MLK, Suffering, and Meaning
Cherie Harder

Wednesday, April 21, 2021

By any measure, these are times of deep and widespread suffering. More than 500,000 people have died from Covid since the pandemic struck. More than 100 mass shootings (defined as those resulting in four or more people injured or killed, not counting the perpetrator) have occurred since the start of the year. New wounds of injustice have been inflicted or exposed. Civic fissures have grown deeper and more toxic.

Against such a backdrop, I was struck by the conviction of Martin Luther King, Jr. who was asked by his editor at the Christian Century to reflect on his own suffering. King responded:

“Some of my personal sufferings over the last few years have also served to shape my thinking…. As my sufferings mounted I soon realized that there were two ways that I could respond to my situation: either to react with bitterness or seek to transform the suffering into a creative force. I decided to follow the latter course. Recognizing the necessity for suffering I have tried to make of it a virtue.

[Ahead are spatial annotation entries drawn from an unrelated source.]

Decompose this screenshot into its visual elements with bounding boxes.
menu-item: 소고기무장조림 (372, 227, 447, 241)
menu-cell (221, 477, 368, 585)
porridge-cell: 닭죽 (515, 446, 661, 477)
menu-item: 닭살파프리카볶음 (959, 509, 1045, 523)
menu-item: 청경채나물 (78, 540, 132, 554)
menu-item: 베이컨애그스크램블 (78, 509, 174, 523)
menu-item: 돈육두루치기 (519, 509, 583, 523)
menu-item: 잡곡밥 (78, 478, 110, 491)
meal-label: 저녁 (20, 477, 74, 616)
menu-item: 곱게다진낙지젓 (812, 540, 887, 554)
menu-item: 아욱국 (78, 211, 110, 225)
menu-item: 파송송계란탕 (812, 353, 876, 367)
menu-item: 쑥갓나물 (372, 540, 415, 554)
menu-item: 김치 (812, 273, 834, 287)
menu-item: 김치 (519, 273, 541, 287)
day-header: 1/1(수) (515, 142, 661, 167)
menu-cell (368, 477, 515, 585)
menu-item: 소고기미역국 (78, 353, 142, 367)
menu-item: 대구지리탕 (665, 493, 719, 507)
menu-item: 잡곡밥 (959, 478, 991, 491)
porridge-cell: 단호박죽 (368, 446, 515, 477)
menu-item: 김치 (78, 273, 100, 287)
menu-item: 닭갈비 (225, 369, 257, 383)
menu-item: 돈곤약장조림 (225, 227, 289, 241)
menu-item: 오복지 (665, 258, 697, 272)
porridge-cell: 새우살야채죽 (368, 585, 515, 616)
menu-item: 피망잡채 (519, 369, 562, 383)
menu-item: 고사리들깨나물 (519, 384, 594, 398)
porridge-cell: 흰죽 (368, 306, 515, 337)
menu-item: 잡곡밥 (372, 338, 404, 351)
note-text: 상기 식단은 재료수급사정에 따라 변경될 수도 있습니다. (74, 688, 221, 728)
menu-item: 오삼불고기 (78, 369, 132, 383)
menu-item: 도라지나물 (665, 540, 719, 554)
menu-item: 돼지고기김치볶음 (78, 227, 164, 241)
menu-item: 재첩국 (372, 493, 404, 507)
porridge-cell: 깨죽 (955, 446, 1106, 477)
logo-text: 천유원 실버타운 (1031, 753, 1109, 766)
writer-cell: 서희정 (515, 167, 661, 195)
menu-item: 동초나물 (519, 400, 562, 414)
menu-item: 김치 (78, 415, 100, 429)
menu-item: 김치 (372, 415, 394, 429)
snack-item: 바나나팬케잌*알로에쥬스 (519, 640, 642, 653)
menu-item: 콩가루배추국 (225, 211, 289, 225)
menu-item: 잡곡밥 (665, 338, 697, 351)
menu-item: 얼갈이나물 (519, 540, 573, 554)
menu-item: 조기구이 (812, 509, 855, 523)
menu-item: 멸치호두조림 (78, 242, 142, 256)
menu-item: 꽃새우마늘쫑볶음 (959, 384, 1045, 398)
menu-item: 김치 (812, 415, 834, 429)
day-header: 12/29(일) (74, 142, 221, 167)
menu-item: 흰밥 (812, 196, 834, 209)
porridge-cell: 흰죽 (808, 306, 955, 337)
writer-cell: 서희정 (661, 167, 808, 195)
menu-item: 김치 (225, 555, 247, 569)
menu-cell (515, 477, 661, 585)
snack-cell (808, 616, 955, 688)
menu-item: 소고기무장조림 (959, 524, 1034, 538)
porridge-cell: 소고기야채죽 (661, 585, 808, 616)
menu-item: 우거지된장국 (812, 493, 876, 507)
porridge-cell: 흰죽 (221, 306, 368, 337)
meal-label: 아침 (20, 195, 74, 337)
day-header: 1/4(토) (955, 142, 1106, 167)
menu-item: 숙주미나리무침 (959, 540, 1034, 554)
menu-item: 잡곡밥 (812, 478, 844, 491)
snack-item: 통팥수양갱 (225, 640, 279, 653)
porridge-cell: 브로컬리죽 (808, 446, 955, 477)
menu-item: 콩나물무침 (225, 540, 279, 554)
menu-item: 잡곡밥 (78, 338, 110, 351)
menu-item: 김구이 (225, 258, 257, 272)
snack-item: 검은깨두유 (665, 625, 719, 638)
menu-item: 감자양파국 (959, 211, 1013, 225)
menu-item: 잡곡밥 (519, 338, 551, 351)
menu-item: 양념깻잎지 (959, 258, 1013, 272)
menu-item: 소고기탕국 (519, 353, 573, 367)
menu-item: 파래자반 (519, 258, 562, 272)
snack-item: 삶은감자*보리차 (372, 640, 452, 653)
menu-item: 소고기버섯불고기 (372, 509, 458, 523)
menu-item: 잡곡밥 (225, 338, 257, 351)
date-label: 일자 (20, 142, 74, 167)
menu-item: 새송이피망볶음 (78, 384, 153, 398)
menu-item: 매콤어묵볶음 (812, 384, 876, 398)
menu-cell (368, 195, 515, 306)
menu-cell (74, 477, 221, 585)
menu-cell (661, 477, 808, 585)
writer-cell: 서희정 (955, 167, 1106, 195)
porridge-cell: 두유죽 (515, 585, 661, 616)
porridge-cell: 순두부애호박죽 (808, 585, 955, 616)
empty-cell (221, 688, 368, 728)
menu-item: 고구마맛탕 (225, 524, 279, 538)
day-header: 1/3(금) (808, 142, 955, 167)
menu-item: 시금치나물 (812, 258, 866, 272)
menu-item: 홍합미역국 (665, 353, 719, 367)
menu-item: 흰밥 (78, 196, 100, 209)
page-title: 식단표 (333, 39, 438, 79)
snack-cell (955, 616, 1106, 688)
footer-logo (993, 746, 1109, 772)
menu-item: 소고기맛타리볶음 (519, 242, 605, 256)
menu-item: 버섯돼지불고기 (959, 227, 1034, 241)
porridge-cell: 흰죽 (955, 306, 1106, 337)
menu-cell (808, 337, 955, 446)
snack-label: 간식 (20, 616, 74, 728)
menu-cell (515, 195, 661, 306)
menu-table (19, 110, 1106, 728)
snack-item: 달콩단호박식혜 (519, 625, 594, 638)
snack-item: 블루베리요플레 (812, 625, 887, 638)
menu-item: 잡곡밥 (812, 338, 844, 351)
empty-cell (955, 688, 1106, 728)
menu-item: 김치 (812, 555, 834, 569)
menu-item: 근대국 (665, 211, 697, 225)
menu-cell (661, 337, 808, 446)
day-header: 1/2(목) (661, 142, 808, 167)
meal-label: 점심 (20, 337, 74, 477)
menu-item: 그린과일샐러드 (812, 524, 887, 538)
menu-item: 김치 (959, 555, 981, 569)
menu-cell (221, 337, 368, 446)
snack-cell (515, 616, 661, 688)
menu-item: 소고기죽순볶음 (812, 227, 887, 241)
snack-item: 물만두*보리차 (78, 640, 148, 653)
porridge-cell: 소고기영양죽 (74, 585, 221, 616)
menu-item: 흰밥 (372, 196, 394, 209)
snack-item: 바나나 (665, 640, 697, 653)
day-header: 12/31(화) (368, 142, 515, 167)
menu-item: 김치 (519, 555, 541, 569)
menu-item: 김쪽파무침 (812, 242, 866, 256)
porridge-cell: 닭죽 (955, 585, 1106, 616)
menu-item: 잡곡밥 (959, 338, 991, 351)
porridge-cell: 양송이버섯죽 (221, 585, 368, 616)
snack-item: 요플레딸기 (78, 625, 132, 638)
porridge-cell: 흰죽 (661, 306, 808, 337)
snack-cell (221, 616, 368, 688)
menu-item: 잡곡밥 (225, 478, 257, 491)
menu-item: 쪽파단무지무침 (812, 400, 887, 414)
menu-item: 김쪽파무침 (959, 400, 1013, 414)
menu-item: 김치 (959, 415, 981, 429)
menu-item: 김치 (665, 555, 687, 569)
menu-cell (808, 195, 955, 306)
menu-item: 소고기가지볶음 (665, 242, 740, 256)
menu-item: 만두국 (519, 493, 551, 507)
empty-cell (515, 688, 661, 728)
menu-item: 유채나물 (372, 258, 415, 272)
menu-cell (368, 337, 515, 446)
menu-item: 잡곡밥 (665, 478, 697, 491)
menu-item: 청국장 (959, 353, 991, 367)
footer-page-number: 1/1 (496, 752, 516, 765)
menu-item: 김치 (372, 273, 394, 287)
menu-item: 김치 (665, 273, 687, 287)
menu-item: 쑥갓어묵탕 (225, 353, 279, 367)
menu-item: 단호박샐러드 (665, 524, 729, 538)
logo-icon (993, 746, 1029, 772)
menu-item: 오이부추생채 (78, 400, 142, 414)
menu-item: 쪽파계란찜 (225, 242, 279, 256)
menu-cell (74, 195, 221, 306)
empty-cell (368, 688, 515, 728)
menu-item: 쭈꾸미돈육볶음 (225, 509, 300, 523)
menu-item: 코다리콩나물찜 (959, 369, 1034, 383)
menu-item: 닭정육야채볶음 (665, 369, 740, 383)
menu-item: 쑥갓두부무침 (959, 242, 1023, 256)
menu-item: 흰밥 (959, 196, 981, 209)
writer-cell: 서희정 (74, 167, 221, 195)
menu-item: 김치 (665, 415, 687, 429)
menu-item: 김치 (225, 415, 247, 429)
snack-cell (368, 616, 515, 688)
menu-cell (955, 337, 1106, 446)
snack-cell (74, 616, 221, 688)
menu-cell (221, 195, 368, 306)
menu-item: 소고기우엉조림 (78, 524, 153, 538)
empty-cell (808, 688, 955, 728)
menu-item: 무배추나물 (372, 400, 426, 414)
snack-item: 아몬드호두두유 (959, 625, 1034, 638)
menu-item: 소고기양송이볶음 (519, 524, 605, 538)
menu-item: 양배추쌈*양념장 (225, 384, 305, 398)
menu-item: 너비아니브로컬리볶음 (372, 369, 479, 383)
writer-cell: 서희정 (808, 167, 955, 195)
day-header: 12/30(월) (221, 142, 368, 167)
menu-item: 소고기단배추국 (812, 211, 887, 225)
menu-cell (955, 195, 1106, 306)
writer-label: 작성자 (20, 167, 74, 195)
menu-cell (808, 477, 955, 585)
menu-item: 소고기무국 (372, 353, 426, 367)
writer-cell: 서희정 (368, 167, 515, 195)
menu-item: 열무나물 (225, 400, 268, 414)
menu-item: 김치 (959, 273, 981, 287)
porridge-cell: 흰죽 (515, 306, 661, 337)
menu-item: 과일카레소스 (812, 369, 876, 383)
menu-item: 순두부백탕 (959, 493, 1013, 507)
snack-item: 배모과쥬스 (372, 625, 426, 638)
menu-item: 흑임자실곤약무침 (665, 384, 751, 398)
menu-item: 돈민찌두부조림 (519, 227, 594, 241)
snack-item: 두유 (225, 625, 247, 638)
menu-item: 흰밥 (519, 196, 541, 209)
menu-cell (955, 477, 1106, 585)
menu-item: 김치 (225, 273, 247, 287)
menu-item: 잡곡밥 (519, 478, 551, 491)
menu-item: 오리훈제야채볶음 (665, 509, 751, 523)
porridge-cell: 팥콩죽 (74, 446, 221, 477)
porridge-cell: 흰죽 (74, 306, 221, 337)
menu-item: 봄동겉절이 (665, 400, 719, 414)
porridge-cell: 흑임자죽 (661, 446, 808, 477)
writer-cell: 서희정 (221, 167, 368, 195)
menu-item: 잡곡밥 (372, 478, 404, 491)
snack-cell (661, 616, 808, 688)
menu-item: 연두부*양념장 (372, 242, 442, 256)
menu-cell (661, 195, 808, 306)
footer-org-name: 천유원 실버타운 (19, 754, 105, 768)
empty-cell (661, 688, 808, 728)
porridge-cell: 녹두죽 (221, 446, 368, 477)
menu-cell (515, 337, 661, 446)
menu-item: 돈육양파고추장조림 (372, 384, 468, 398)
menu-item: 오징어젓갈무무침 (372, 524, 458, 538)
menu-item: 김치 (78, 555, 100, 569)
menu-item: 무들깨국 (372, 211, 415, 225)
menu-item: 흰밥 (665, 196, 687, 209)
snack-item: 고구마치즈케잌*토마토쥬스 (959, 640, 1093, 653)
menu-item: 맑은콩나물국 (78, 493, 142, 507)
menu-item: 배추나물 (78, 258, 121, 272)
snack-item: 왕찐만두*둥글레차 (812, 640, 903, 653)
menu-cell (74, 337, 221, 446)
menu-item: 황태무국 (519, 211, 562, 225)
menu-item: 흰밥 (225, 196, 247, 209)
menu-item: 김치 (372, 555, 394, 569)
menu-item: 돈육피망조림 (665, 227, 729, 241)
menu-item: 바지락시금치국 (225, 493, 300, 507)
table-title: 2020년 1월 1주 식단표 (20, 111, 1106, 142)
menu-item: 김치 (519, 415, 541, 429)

If only to save myself from bitterness, I have attempted to see my personal ordeals as an opportunity to transform myself and heal the people involved in the tragic situation which now obtains. I have lived these last few years with the conviction that unearned suffering is redemptive.

There are some who still find the cross a stumbling block, and others consider it foolishness, but I am more convinced than ever before that it is the power of God unto social and individual salvation. So like the Apostle Paul I can now humbly yet proudly say, “I bear in my body the marks of the Lord Jesus.” The suffering and agonizing moments through which I have passed over the last few years have also drawn me closer to God. More than ever before I am convinced of the reality of a personal God.”

It is a response worth further contemplation. And this Friday, we are pleased to host author Philip Yancey and surgeon Julia Wattacheril to discuss “Suffering, Healing, and Meaning,” and wrestle with the meaning and transformative potential of pain. As King intimated, it is not a subject that lends itself to easy resolution, but one that calls with increasing urgency for attention and engagement. And while none of us are immune from its contagion, there is hope amidst the hardship: that God himself knows suffering, is with us in it, and often uses the rough, raw, and ugly materials of human frailty, fractiousness, and failure towards a new and beautiful creation.